Nikon F3 First Impressions

Nikon F3 HP and MD-4 Motor Drive

Nikon F3 HP and MD-4 Motor Drive

The Nikon F3 has been high on my wish list for a long time. I finally pulled the trigger and am the happy owner of an excellent copy with motor drive and 50mm 1.4 Nikkor AI lens.

In production from 1980 until 2001, the F3 was a professional workhorse for more than 20 years. Can you imagine any consumer item being in production, relatively unchanged, for 20 years? Seems so weird now.

It’s a gorgeous camera. With the MD-4 Motor Drive attached it’s no less beautiful, but much heavier. Still, it handles so well I may keep the drive attached.

I put a roll through it immediately (dogs in yard, of course) and everything worked perfectly.

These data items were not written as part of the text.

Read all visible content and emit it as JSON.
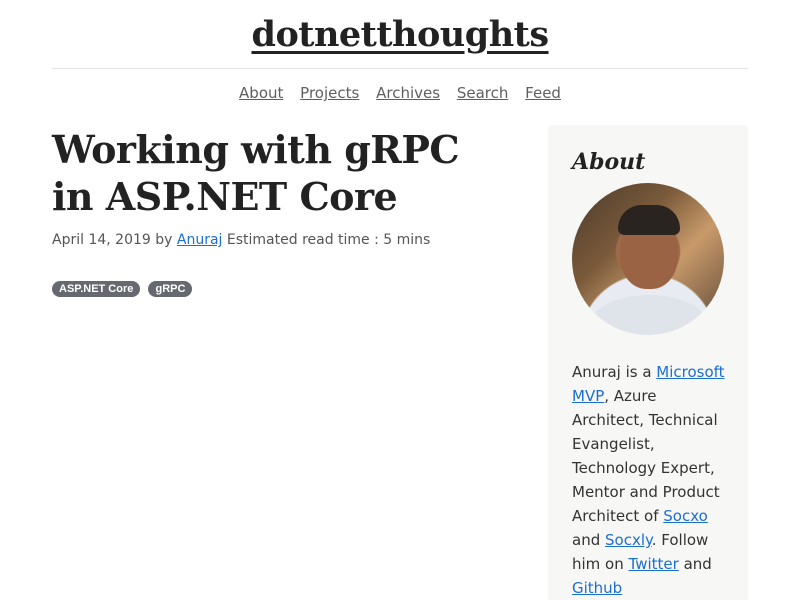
{
  "site": {
    "title": "dotnetthoughts"
  },
  "nav": {
    "items": [
      "About",
      "Projects",
      "Archives",
      "Search",
      "Feed"
    ]
  },
  "post": {
    "title": "Working with gRPC in ASP.NET Core",
    "date": "April 14, 2019",
    "by": "by",
    "author": "Anuraj",
    "read_time": "Estimated read time : 5 mins",
    "tags": [
      "ASP.NET Core",
      "gRPC"
    ]
  },
  "sidebar": {
    "heading": "About",
    "bio": {
      "t1": "Anuraj is a ",
      "link_mvp": "Microsoft MVP",
      "t2": ", Azure Architect, Technical Evangelist, Technology Expert, Mentor and Product Architect of ",
      "link_socxo": "Socxo",
      "t3": " and ",
      "link_socxly": "Socxly",
      "t4": ". Follow him on ",
      "link_twitter": "Twitter",
      "t5": " and ",
      "link_github": "Github"
    }
  }
}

The viewfinder is wonderful; big, bright, and simple. I tried both the standard and High Eyepoint (DE-3) finders and both are fine. The DE-3 allows me to see the entire frame with my eye slighly away from the viewfinder, which is nice when wearing glasses. It also means that, being left-eyed, I don’t need to mash my nose against the back of the camera to see what I’m shooting. I didn’t find the standard finder to be a problem though. I do like the slightly higher magnification of the DE-2, so I’ll keep trying both and see where I land.

The camera handles exactly as a camera should. Everything is where I would expect it to be. It feels substantial, robust, and inspires confidence. While I love cameras that require no batteries, I’m not concerned about the F3’s reliance upon them. The motor drive uses 8 AA Alkaline batteries. When attached, the drive will power the camera’s meter and electronic shutter and wind/rewind somewhere approaching 150 rolls of film.  That’s over 5,000 exposures. Even with dead battery the camera will fire manually at 1/60th of a second. I don’t think I’ll need to worry about batteries.

It’s new, so of course I’m enamored with it, but my initial impressions of the Nikon F3 are that it could stick around for a long time.